Political interference and administrative acquiescence: On the other hand, there are instances wherein some officers continue on the same post for nine or ten years because of political connection, backing, and favour to officers of a particular caste or religious community.

This deprives other competent officers to have an experience on that post as every post has its peculiarities in terms of problems, challenges, and opportunities, and the beneficiary officer develops arrogance, egoism, and connivance on the other hand.

Inefficient incentive system: In general, upright and outstanding civil servants have to be promoted. But, in practice, the corrupt and the incompetent are getting promoted.

Uneven utilisation of talent: There is a dominance of few elite services in promotions, work allocations and assignments. Most of the coveted positions in the government are taken over by the elite services, which result in uneven utilisation of talent and adversely affect the morale of other services.

For instance, specialist services like Indian Revenue Services, Indian Economic Services, etc do not get adequate opportunities and representation in the work.

Read more: Corporate Management isn’t What Civil Service Needs
What are the recent Civil service reforms carried out by the government?

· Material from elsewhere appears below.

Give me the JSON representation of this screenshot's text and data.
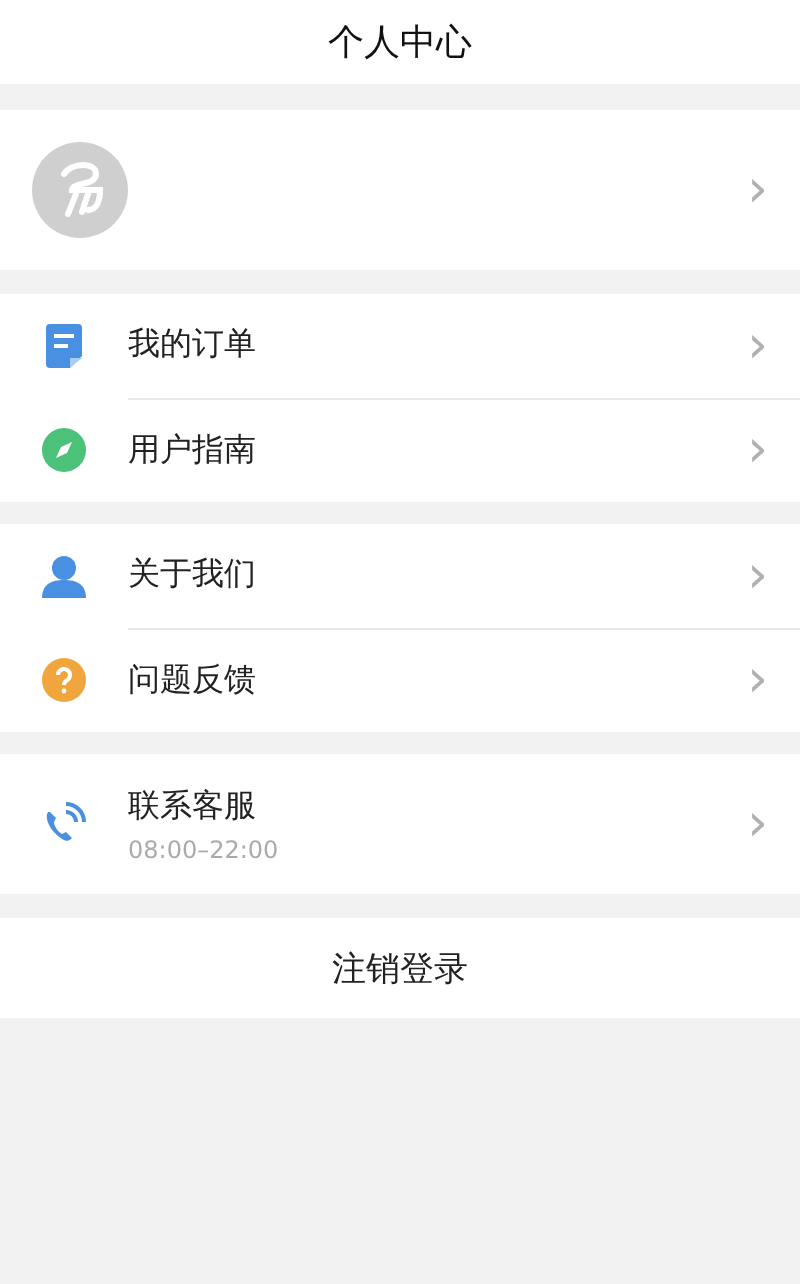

Mission KarmaYogi: It is a National Programme for Civil Services Capacity Building (NPCSCB). The initiative will target 4.6 million Central Government employees, and it is based on 3 pillars (governance, performance and accountability). The mission shifts capacity building from rule-based training to role-based training. Thus, it laid the ground for behavioural change.

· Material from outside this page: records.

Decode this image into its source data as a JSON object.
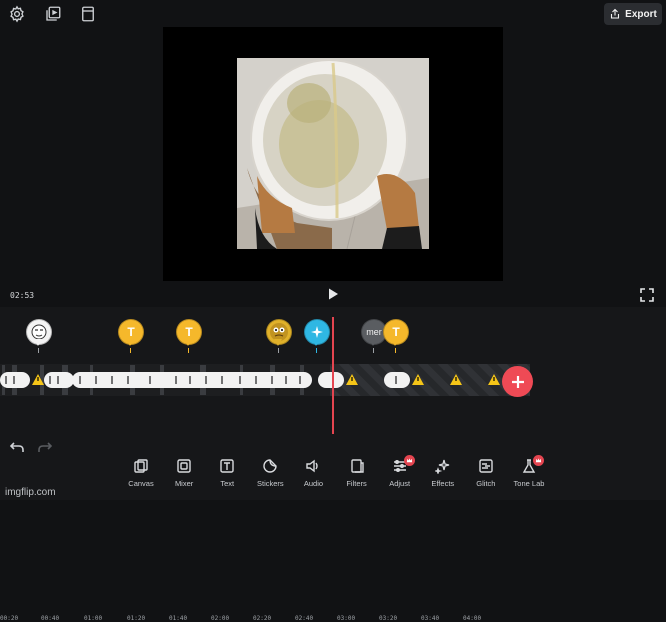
{
  "top_bar": {
    "icons": [
      "gear-icon",
      "layers-icon",
      "document-icon"
    ],
    "export_label": "Export"
  },
  "preview": {
    "current_time": "02:53"
  },
  "timeline": {
    "ruler_ticks": [
      "00:20",
      "00:40",
      "01:00",
      "01:20",
      "01:40",
      "02:00",
      "02:20",
      "02:40",
      "03:00",
      "03:20",
      "03:40",
      "04:00"
    ],
    "pin_text_label": "T",
    "pin_mer_label": "mer",
    "colors": {
      "text_pin": "#f5b82b",
      "effect_pin": "#2fb7e3",
      "playhead": "#e44550",
      "add_button": "#ef4a55",
      "warning": "#f5c518"
    }
  },
  "toolbar": {
    "items": [
      {
        "label": "Canvas",
        "icon": "canvas-icon"
      },
      {
        "label": "Mixer",
        "icon": "mixer-icon"
      },
      {
        "label": "Text",
        "icon": "text-icon"
      },
      {
        "label": "Stickers",
        "icon": "sticker-icon"
      },
      {
        "label": "Audio",
        "icon": "audio-icon"
      },
      {
        "label": "Filters",
        "icon": "filters-icon"
      },
      {
        "label": "Adjust",
        "icon": "adjust-icon",
        "premium": true
      },
      {
        "label": "Effects",
        "icon": "effects-icon"
      },
      {
        "label": "Glitch",
        "icon": "glitch-icon"
      },
      {
        "label": "Tone Lab",
        "icon": "tone-lab-icon",
        "premium": true
      }
    ]
  },
  "watermark": "imgflip.com"
}
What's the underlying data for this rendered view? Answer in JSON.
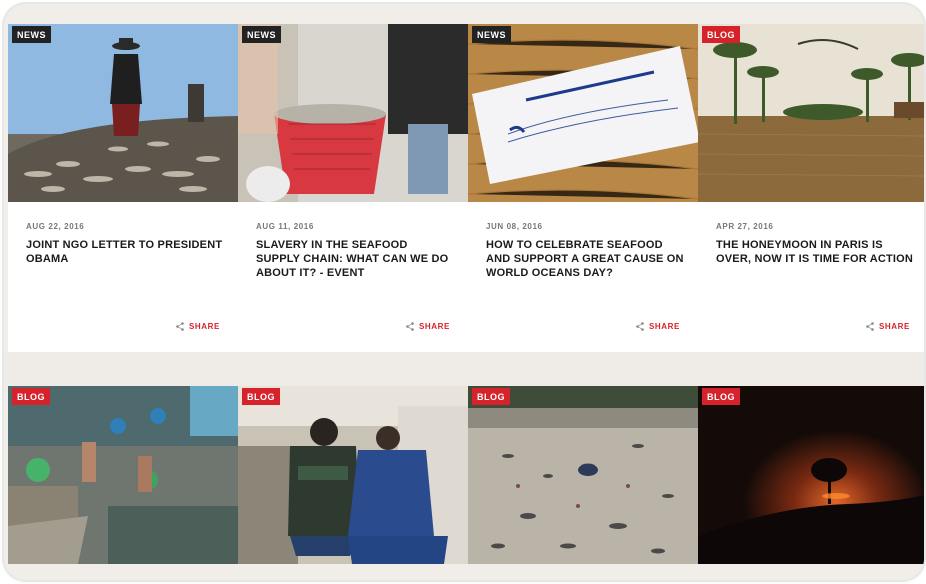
{
  "cards": [
    {
      "tag": "NEWS",
      "date": "AUG 22, 2016",
      "title": "JOINT NGO LETTER TO PRESIDENT OBAMA",
      "share": "SHARE",
      "image": "fisherman-drying-fish"
    },
    {
      "tag": "NEWS",
      "date": "AUG 11, 2016",
      "title": "SLAVERY IN THE SEAFOOD SUPPLY CHAIN: WHAT CAN WE DO ABOUT IT? - EVENT",
      "share": "SHARE",
      "image": "basket-of-fish"
    },
    {
      "tag": "NEWS",
      "date": "JUN 08, 2016",
      "title": "HOW TO CELEBRATE SEAFOOD AND SUPPORT A GREAT CAUSE ON WORLD OCEANS DAY?",
      "share": "SHARE",
      "image": "2016-invitation-card"
    },
    {
      "tag": "BLOG",
      "date": "APR 27, 2016",
      "title": "THE HONEYMOON IN PARIS IS OVER, NOW IT IS TIME FOR ACTION",
      "share": "SHARE",
      "image": "flooded-palm-grove"
    }
  ],
  "cards_row2": [
    {
      "tag": "BLOG",
      "image": "workers-on-fishing-boat"
    },
    {
      "tag": "BLOG",
      "image": "officers-guardia-civil-europol"
    },
    {
      "tag": "BLOG",
      "image": "polluted-beach"
    },
    {
      "tag": "BLOG",
      "image": "forest-fire-at-night"
    }
  ],
  "colors": {
    "accent": "#d6232b",
    "tag_dark": "#222222",
    "page_bg": "#efebe6"
  }
}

The fundamental focus of the reform is the creation of citizen-centric civil services capable of delivering services conducive to economic growth and public welfare.

Read more: Mission Karmayogi

Introduction of new services: The government approved the formation of the Indian Skill Development Service in 2015 and the Indian Enterprise Development Service in 2016.

Structural reforms: Further, the Cabinet approved the merger of all civil services under Indian Railways into a single Indian Railways Management Service as a part of structural reforms in that sector in 2019.

The Union Cabinet has also approved this year the corporatization of the Ordnance Factory Board. It is the coordinating body of 41 ordnance factories production arm of the Department of Defence Production, Ministry of Defence.

Read more: Major Administrative Reforms by the govt
What are the required reforms in Civil Services?

The future of the country cannot be progressive without a reformed bureaucracy. The need of the hour is rationalization and harmonization of services.

Creation of Central Talent Pool: The government can create a Central Talent Pool. The Recruited candidates can be placed in the Talent pool first. The government can then allocate candidates by matching their competencies and job description.

Make postings Cadre Neutral: The over-emphasis on one-time examination, cadre allocation and lifelong privileges have to be done away with. The existing civil servants can be allotted duties in tandem with their academic expertise and practical experience gained at the workplace.

Further, the government can make the posts cadre-neutral. Or we can at least make multiple services with relevant experience eligible for the posts. This will lead to widening the talent pool available for the cadre post.

Read more: Practice of reserving cadre posts for certain services is exclusionary, must be reconsidered

In conclusion, the Civil Service reforms should realign the outdated structure and culture of servants and forgo colonial ambitions. The reforms should raise the quality and sensitivity of services to the citizens that are essential for the sustainable economic and social development of India.